Following the acclaimed release of their sophomore album, Tides, Cry Monster Cry are riding a current.
The two Sutton brothers, Jamie and Richie Martin, are fresh from a tour of Germany, and awaiting the release of a new documentary that features their adventures playing their music up a mountain in the Swiss Alps. Music has taken life to an interesting place.
I caught up with Jamie, an English-major who converts his studies into carefully constructed lyrics, fresh from what’s been an exhausting tour and a special time on the continent.
“I think Irish music is a bit exotic over there,” he laughed. “We find ourselves selling out places that we’ve never been.
“People see that we’re playing and, in real German fashion, they’ll go to YouTube, do some research into us and if they like it, they go and buy tickets. It’s great. I think that’s something that’s fading in Ireland.”
What music fans can uncover when they do such research is delicate and subtle, and in the case of Tides, a deeply emotional piece of work that’s mostly quite slow-paced and poetic, but bursts into wall-of-sound angst in late track, The Last Dance.
“I’ve been trying really hard to be in the moment when I perform, and I’ve found when you do that, when you really put everything in, you feel it coming back to you,” Jamie said of the tour.
“It’s emotionally draining, but I think it makes for an honest performance. I really wanted to approach it in that way, to see if there was any difference in the reaction. I thought there was.”
Tides, as an album title, is a reference to the flow of the brother’s lives: sometimes turbulent and sometimes smooth and calm, a reflection of something, really.
A touch ironically, it’s taken them to the mountains.
“We went on a trip to the Swiss Alps and there’s a 30 minute documentary of it waiting to be released,” Jamie said.
“It’s about the climb and the gig, but it’s more about this guy called Rene Reusser, who brings musicians over there. He’s incredible – a complete music fan.

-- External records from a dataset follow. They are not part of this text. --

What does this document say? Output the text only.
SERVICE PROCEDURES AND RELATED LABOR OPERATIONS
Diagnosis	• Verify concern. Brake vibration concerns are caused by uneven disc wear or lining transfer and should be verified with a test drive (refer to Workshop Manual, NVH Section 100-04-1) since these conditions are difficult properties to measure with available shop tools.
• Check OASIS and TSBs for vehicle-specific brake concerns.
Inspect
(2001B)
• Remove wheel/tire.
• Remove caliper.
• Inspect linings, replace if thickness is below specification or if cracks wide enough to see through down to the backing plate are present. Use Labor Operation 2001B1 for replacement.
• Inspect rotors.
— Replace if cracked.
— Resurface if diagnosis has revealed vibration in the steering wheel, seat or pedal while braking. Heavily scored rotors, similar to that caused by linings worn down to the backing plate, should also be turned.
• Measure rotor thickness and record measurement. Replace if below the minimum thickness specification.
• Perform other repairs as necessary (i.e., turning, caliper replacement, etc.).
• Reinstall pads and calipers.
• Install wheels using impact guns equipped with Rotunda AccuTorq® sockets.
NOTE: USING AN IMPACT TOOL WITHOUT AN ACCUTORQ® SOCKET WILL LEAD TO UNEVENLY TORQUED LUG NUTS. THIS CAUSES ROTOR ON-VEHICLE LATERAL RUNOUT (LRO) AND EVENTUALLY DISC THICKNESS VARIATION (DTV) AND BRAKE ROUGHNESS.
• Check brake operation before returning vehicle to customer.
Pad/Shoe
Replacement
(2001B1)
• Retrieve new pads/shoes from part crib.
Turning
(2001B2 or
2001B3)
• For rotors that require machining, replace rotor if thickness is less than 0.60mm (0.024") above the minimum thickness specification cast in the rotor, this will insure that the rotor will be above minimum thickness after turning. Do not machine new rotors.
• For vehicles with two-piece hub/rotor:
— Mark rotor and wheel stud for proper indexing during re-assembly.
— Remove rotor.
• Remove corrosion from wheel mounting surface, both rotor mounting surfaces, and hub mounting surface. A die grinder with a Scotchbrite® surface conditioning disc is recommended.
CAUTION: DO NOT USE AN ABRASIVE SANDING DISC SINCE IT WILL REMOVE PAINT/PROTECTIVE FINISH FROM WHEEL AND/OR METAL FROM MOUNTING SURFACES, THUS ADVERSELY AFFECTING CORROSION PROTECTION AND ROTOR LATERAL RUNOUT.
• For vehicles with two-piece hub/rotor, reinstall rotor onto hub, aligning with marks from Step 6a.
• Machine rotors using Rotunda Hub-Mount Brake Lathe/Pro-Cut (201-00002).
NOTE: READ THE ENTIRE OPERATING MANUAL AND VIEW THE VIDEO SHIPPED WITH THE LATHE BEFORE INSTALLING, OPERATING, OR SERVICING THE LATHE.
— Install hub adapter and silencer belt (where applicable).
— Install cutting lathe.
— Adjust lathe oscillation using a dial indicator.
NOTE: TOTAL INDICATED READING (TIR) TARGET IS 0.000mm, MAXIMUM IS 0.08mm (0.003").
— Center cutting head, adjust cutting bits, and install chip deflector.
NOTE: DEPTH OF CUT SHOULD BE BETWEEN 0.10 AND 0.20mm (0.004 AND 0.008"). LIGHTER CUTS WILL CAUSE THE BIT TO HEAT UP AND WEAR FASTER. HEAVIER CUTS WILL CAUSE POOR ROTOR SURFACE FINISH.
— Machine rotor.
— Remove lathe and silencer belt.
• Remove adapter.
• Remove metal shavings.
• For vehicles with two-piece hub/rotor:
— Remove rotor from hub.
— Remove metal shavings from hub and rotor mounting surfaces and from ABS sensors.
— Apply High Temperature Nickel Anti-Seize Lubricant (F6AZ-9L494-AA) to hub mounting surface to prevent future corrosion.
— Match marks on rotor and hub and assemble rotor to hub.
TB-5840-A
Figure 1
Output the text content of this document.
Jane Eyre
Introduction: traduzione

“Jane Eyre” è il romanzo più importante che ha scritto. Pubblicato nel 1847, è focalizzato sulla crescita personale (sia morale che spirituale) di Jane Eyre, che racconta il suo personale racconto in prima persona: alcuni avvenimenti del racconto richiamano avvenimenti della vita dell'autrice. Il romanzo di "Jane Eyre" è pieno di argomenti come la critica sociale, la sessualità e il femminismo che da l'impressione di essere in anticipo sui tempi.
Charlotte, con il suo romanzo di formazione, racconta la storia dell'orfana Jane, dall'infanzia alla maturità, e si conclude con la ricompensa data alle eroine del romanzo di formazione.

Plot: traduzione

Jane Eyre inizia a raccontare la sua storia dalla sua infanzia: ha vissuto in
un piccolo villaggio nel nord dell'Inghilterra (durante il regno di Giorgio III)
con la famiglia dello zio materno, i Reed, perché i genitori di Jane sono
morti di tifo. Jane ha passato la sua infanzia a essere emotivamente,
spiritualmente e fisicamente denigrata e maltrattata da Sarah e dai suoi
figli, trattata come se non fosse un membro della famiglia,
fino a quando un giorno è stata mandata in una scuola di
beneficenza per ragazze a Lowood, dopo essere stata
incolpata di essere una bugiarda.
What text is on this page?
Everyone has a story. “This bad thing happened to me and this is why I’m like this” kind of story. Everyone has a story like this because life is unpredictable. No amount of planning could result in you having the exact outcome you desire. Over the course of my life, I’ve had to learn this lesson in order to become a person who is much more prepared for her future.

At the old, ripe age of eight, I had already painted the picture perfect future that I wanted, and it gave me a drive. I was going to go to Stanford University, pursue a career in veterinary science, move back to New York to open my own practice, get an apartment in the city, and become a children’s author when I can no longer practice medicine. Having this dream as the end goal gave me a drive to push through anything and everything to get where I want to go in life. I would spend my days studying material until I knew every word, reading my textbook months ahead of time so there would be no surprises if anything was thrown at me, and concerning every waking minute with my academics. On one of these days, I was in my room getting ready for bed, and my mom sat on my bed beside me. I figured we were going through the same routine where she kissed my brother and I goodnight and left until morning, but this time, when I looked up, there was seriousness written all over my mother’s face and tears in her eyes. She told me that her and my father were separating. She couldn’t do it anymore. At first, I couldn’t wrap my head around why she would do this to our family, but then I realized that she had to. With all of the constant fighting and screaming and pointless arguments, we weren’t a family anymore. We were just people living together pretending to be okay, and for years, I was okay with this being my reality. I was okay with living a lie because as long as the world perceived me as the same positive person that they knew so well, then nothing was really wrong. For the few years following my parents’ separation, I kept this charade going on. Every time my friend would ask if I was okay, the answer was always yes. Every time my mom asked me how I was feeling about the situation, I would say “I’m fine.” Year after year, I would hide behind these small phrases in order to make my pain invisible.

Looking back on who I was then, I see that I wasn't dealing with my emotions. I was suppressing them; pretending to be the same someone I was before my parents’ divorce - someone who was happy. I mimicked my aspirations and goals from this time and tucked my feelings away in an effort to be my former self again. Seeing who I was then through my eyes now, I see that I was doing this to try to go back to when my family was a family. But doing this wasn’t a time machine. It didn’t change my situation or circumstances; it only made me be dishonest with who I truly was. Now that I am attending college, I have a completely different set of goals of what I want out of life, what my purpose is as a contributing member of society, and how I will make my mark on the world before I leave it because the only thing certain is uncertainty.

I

“He runs a carpentry school, but the documentary is about telling this guy’s story, why he’s so passionate about music and craft, and the lengths people go to so that they feel they’ve done something a bit different. It should be out in about two weeks.
“We’ve been lucky. We’ve always loved taking on weird stuff, like a gig in the Alps, or living room concerts in Germany.
“It’s just what keeps up amused and entertained. Hopefully, the documentary will get a good reaction.
“It’s called, When The Snow Calls I’ll Be Gone, which is the English title of an old Swiss folk song.”
Back within the band, things are coming to a peak, too, with the brothers having had their time “living” ahead of the release of the second record.
They’re on a songwriting high, and enjoying the moment.
“What I really love about music is storytelling,” Jamie said. “I like to share a bit of myself, like reading a diary on a stage. It’s a great way to make something collective.
“It’s had a huge, huge impact on me that I can chart right back to my childhood. Reading, for me, is like going to the gym for storytelling. I have to stay on top of it.”
Cry Monster Cry play the Pepper Canister Church, Dublin on March 27, with tickets priced at €23.
The show concludes a 13-date Irish tour spanning February and March.